- Born: April 15, 1926 Jamestown, NY, U.S.
- Died: March 23, 2016 (aged 89) Jamestown, NY, USA
- Occupation: Radio personality
- Years active: 1953–2016

= Jim Roselle =

James Roselle (April 15, 1926 – March 23, 2016) was an American radio personality. Roselle worked at WJTN in Jamestown, New York from 1953 until his death in 2016.

==Early life==
Roselle was born in Jamestown in 1926 and graduated from Jamestown High School in 1944. He attended St. Lawrence University and studied communications.

==Career==
Roselle began his radio career at a station in Harrisburg, Pennsylvania, in 1951, but returned to his hometown of Jamestown two years later.
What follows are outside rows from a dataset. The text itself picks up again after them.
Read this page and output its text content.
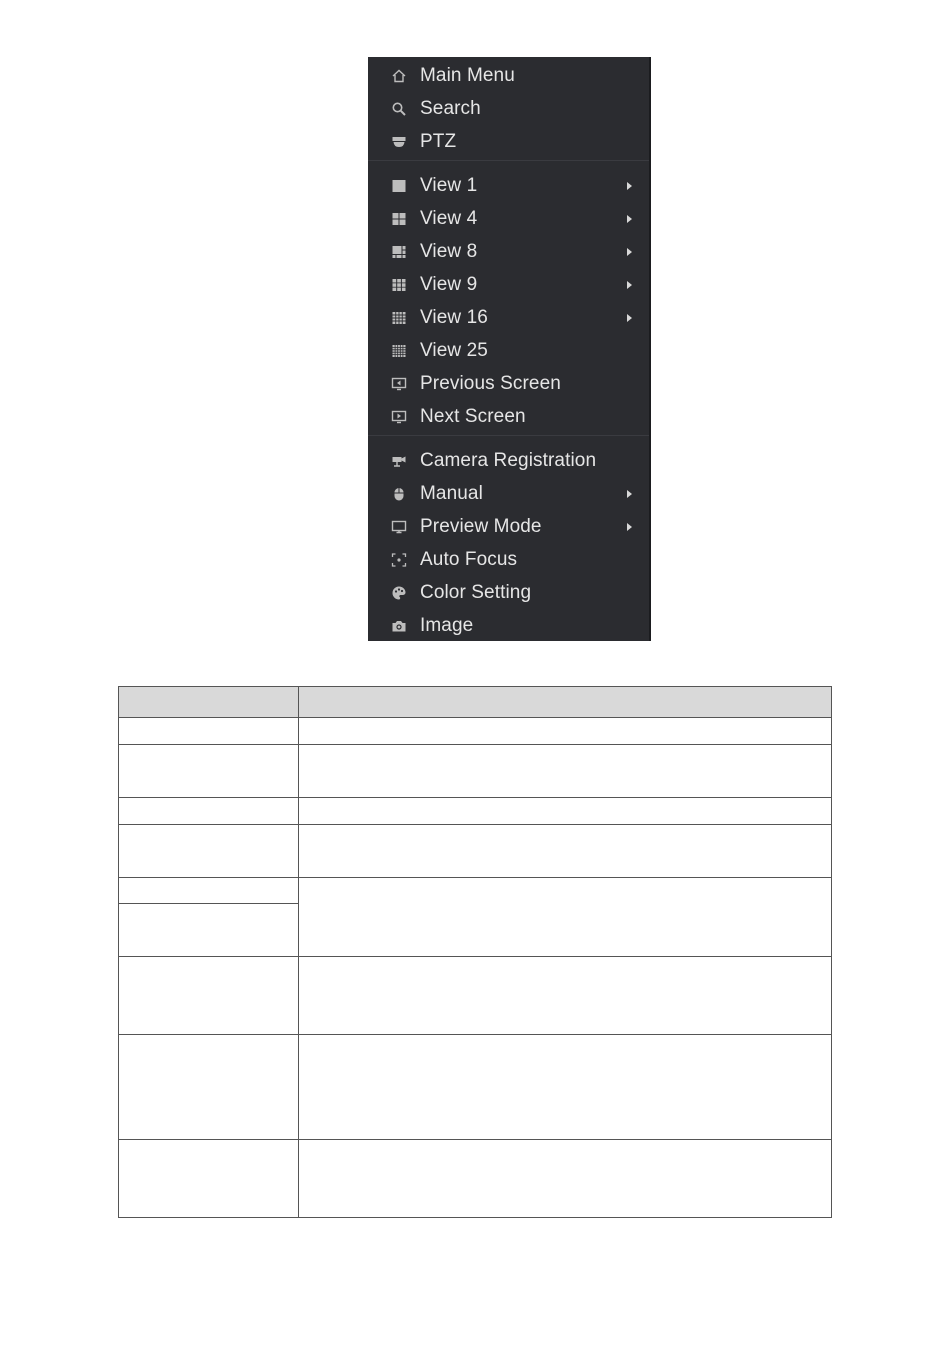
Main Menu
Search
PTZ
View 1
View 4
View 8
View 9
View 16
View 25
Previous Screen
Next Screen
Camera Registration
Manual
Preview Mode
Auto Focus
Color Setting
Image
Beginning in 1974, Roselle did live broadcasts each summer from Chautauqua Institution. He was honored with a commemorative plaque at the Institution in 2015 for his 40-plus years of broadcasts.
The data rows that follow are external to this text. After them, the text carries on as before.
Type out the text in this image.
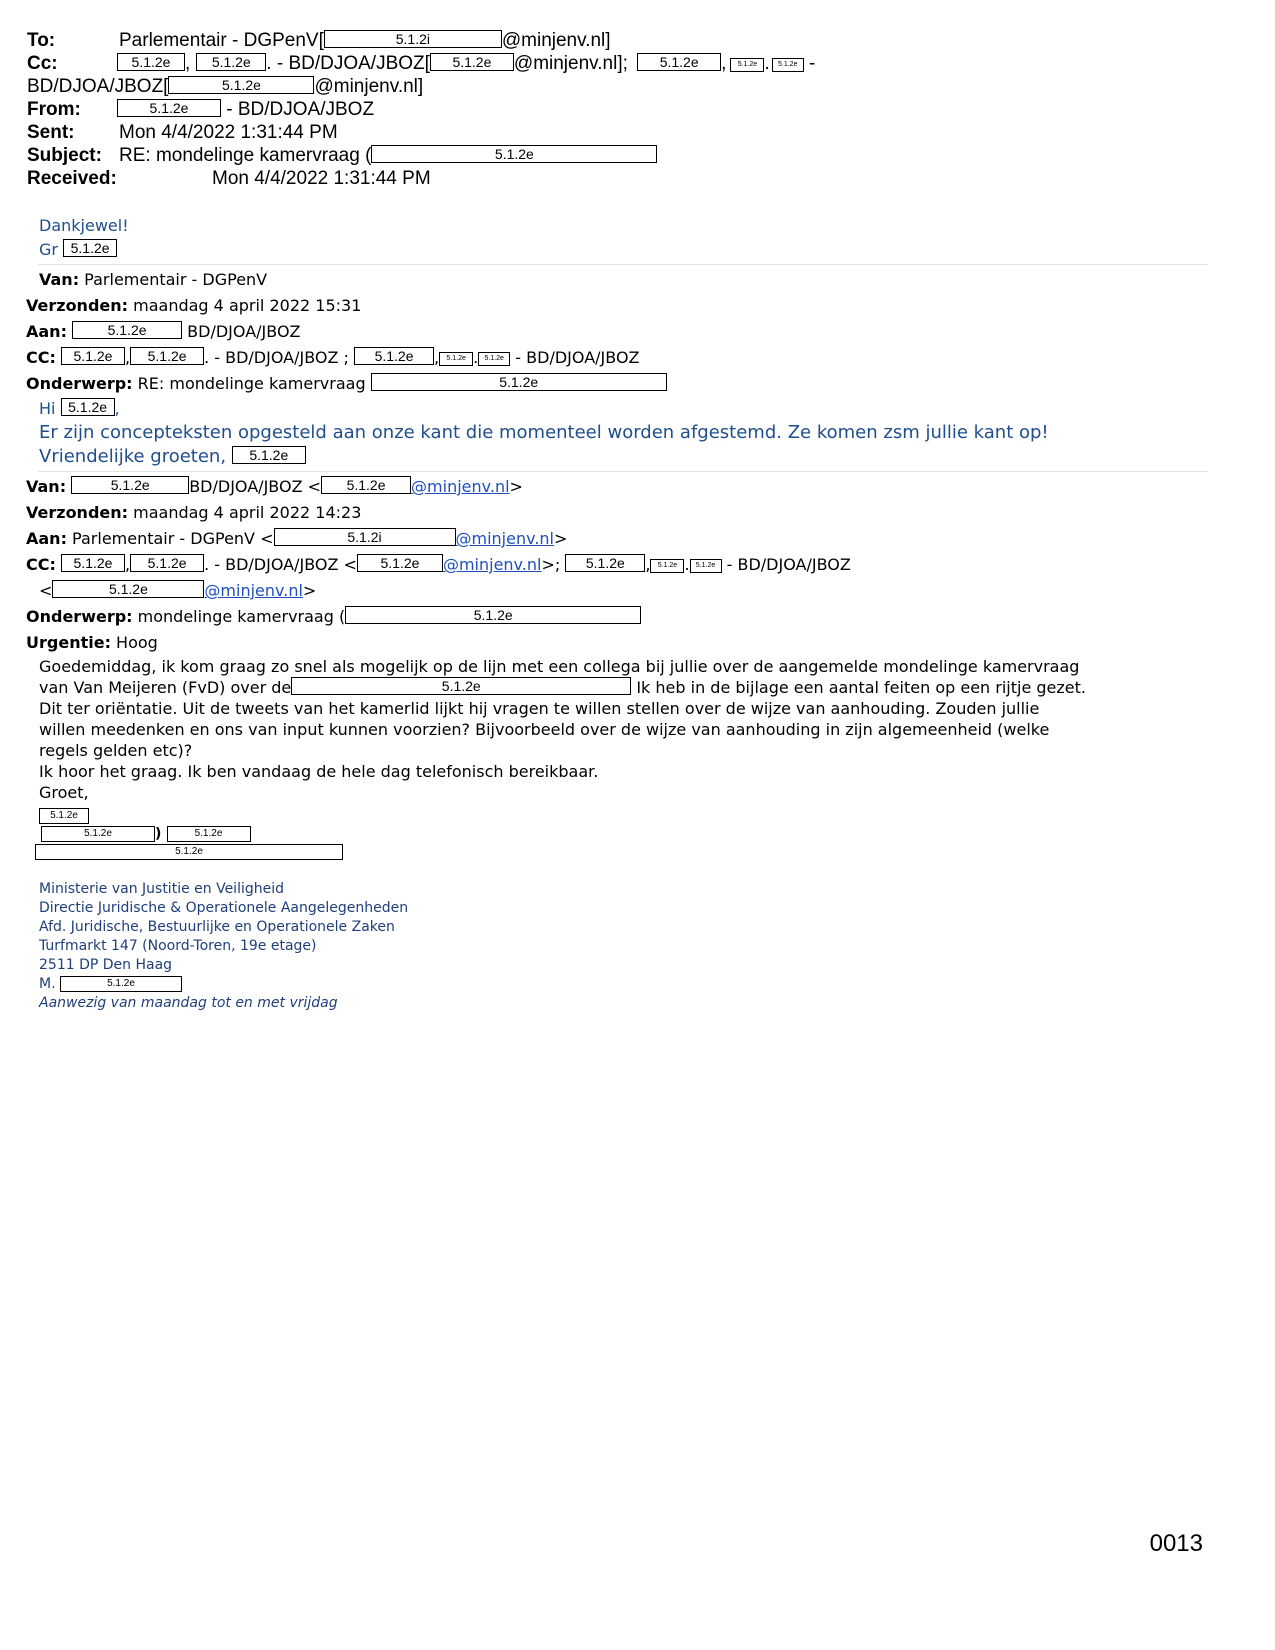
To:	Parlementair - DGPenV[	5.1.2i	@minjenv.nl]
Cc:	5.1.2e , 5.1.2e . - BD/DJOA/JBOZ[ 5.1.2e @minjenv.nl]; 5.1.2e , 5.1.2e . 5.1.2e -
BD/DJOA/JBOZ[	5.1.2e	@minjenv.nl]
From:	5.1.2e - BD/DJOA/JBOZ
Sent: Mon 4/4/2022 1:31:44 PM
Subject: RE: mondelinge kamervraag (	5.1.2e
Received:	Mon 4/4/2022 1:31:44 PM
Dankjewel!
Gr 5.1.2e
Van: Parlementair - DGPenV
Verzonden: maandag 4 april 2022 15:31
Aan:	5.1.2e BD/DJOA/JBOZ
CC: 5.1.2e , 5.1.2e . - BD/DJOA/JBOZ ; 5.1.2e , 5.1.2e . 5.1.2e - BD/DJOA/JBOZ
Onderwerp: RE: mondelinge kamervraag	5.1.2e
Hi 5.1.2e ,
Er zijn concepteksten opgesteld aan onze kant die momenteel worden afgestemd. Ze komen zsm jullie kant op!
Vriendelijke groeten, 5.1.2e
Van:	5.1.2e BD/DJOA/JBOZ < 5.1.2e @minjenv.nl>
Verzonden: maandag 4 april 2022 14:23
Aan: Parlementair - DGPenV <	5.1.2i	@minjenv.nl>
CC: 5.1.2e , 5.1.2e . - BD/DJOA/JBOZ < 5.1.2e @minjenv.nl>; 5.1.2e , 5.1.2e . 5.1.2e - BD/DJOA/JBOZ
<	5.1.2e	@minjenv.nl>
Onderwerp: mondelinge kamervraag (	5.1.2e
Urgentie: Hoog
Goedemiddag, ik kom graag zo snel als mogelijk op de lijn met een collega bij jullie over de aangemelde mondelinge kamervraag
van Van Meijeren (FvD) over de	5.1.2e	Ik heb in de bijlage een aantal feiten op een rijtje gezet.
Dit ter oriëntatie. Uit de tweets van het kamerlid lijkt hij vragen te willen stellen over de wijze van aanhouding. Zouden jullie
willen meedenken en ons van input kunnen voorzien? Bijvoorbeeld over de wijze van aanhouding in zijn algemeenheid (welke
regels gelden etc)?
Ik hoor het graag. Ik ben vandaag de hele dag telefonisch bereikbaar.
Groet,
5.1.2e
5.1.2e	)	5.1.2e
5.1.2e
Ministerie van Justitie en Veiligheid
Directie Juridische & Operationele Aangelegenheden
Afd. Juridische, Bestuurlijke en Operationele Zaken
Turfmarkt 147 (Noord-Toren, 19e etage)
2511 DP Den Haag
M.	5.1.2e
Aanwezig van maandag tot en met vrijdag
0013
Through his work at Chautauqua Institution, Roselle interviewed many important figures including Bill Clinton, Hillary Clinton, Jane Goodall, Lucille Ball, Tim Russert, Richard Simmons, Rocky Marciano, David McCullough, Doris Kearns Goodwin, Robert Pinsky, Eliot Spitzer, Phil Donahue, Joyce Carol Oates, Amy Tan, Roger Rosenblatt and many more.

Roselle was inducted into the New York State Broadcasters Association Hall of Fame in 2010.

Roselle was still an active member of the Jamestown media community when he died at the age of 89 on March 23, 2016.

==Personal==
In 2014, Roselle published his memoirs, entitled The Best Times of My Life.

Roselle was a fan of the Notre Dame Fighting Irish football team and attended many of the team's games. He was inducted into the Chautauqua Sports Hall of Fame as an honorary member in 2015, for his work in the community.